My approach is natural. I believe that enlightenment is the natural state of being, and so the path to enlightenment is a natural one, as we follow our innate drives, and we free our inborn love and wisdom. Nothing is repressed; nothing is rejected; contrarily, nothing is presented as an ideal to which we must conform. We are not expected to be gods or saints; we are not expected to live anything but a human life -- full of feeling, warmth, and the mistakes of a person who loves life enough to be willing to take the chances which might seem wrong or ridiculous.
I do not deal with social issues. There are two reasons for this stance:
- I believe that individuals' psychological problems are the basis of all social problems -- crime, war, drug addiction, etc. -- and that social reform and legislation offer little more than a cosmetic treatment.
- Many social plans require the manipulation and control of the populace, and they sometimes result in the extermination of people who do not fit into the plan, as we have seen in the examples of many political and social "visionaries."

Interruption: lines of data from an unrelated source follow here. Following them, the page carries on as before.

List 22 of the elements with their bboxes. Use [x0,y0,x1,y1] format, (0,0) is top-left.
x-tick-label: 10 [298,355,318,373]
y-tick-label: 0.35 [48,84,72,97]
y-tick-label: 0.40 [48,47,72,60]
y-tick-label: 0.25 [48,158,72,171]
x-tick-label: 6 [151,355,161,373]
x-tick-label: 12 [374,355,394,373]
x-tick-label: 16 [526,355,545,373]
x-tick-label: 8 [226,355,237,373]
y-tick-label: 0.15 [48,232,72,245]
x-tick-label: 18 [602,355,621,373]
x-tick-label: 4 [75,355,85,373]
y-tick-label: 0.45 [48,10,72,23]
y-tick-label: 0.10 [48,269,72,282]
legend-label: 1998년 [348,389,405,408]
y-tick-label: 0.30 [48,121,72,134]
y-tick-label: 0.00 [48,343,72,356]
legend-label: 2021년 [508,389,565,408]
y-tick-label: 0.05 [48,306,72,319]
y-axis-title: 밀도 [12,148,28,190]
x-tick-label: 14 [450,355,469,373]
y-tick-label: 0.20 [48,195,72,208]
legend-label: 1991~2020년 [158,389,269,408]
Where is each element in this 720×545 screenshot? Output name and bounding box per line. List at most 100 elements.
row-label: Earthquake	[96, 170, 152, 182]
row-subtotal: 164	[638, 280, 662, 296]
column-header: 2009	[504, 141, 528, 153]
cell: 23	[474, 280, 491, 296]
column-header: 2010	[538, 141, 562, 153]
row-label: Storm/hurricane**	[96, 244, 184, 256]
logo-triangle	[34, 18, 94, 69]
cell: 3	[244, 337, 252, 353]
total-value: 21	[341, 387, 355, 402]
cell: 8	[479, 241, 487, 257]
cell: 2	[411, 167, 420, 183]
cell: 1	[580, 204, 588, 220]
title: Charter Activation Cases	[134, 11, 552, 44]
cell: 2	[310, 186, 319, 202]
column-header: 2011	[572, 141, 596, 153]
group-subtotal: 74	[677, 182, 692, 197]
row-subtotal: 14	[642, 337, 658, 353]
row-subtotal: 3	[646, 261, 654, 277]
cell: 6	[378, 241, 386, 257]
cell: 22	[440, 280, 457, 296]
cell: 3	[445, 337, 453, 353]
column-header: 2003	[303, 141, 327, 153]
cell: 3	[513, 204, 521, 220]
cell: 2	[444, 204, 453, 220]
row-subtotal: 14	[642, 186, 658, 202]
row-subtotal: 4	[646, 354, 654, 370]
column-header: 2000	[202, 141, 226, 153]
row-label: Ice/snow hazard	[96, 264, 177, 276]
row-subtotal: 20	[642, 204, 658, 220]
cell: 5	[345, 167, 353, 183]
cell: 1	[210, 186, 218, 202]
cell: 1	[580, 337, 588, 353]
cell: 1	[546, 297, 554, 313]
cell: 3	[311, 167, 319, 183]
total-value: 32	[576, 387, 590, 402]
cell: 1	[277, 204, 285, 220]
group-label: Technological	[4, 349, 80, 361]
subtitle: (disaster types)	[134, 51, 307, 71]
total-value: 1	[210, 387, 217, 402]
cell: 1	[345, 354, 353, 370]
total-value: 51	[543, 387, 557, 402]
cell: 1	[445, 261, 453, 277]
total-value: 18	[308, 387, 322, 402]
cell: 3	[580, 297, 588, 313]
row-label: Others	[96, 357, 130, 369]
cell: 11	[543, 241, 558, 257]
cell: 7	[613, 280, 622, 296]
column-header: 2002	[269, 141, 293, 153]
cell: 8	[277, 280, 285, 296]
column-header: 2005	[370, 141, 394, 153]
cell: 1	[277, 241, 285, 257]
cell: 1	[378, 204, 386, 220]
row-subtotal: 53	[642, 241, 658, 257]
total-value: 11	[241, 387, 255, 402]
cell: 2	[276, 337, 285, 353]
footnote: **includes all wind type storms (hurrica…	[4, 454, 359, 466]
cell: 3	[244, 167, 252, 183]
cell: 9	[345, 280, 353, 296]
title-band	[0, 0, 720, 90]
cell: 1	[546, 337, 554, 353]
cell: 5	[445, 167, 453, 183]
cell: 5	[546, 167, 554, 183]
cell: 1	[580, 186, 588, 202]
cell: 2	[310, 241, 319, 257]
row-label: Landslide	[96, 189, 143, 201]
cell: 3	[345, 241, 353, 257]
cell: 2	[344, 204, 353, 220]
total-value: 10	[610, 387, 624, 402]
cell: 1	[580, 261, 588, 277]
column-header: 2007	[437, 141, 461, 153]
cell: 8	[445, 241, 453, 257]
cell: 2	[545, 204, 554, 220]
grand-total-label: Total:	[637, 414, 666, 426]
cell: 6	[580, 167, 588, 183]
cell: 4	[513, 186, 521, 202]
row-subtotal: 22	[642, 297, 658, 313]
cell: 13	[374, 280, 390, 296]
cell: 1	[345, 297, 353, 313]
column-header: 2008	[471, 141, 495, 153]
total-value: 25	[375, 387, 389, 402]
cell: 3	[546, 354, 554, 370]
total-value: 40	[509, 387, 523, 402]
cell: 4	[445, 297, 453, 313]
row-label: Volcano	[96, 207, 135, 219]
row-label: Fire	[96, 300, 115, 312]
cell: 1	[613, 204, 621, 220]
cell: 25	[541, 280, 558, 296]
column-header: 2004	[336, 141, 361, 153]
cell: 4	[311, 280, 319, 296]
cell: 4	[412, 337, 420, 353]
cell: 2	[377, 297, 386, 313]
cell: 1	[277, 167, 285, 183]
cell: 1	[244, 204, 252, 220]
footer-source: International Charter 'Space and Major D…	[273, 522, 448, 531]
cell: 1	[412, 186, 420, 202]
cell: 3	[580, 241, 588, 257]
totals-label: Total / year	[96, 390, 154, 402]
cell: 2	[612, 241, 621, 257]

I write technical manuals, not religious books. Other writers use a devotional and poetic approach, based on the valid belief that some things can be expressed (and understood) only through the heart. While spirit does indeed "flow like a river" in a seemingly non-logical manner, these teachers give us flowery metaphors when, instead, we want technical information and analysis. And we can have that "tech support" when we distinguish spirit from mind, and we understand the different dynamics of the two -- the linear movement of mind, and the non-linear movement of spirit. Many of the experiences which others have relegated to the "ineffable" are indeed explainable in the clear, crisp words of logic and mechanics (without denying the accompanying "fluid dynamics" of spirit); thus I can present unambiguous definitions, underlying principles, synergistic systems overviews, and the type of technical precision which you might expect from a well-written computer manual. We can learn as adults, not as children who have been told to be content with superstition, blind faith, mystification, superficial rituals, and foggy explanations. My books do not teach religion; they teach physics. This is something which makes sense, something we can work with, and something which we can use as a tool for achieving spiritual and psychological maturity. And yet, with the heart of a mystic, and the mind of a scientist, I have learned that everything is not reducible to formulas and methods; in the end, illumination comes to us through the unfathomable gift of "grace."
Everything in my writing is "speculation and perspective." I do not believe that we can know anything for certain (although I am not certain about that <grin>). In my writing, all ideas are presented as speculation -- whatever rings true to me at this time, whatever is "the best that I have come up with so far." I feel that all closure is "premature closure." If you are looking for a writer who will confidently tell you the ultimate truth on any subject, you will need to go elsewhere; there are many such teachers who will be happy to take you in. I try not to settle into dogma, and thus I continue to learn -- and I acknowledge your dignity as intelligent, intuitive individuals who are expected to challenge and test every word in my books, as you incorporate whatever you want on your personal journey through life.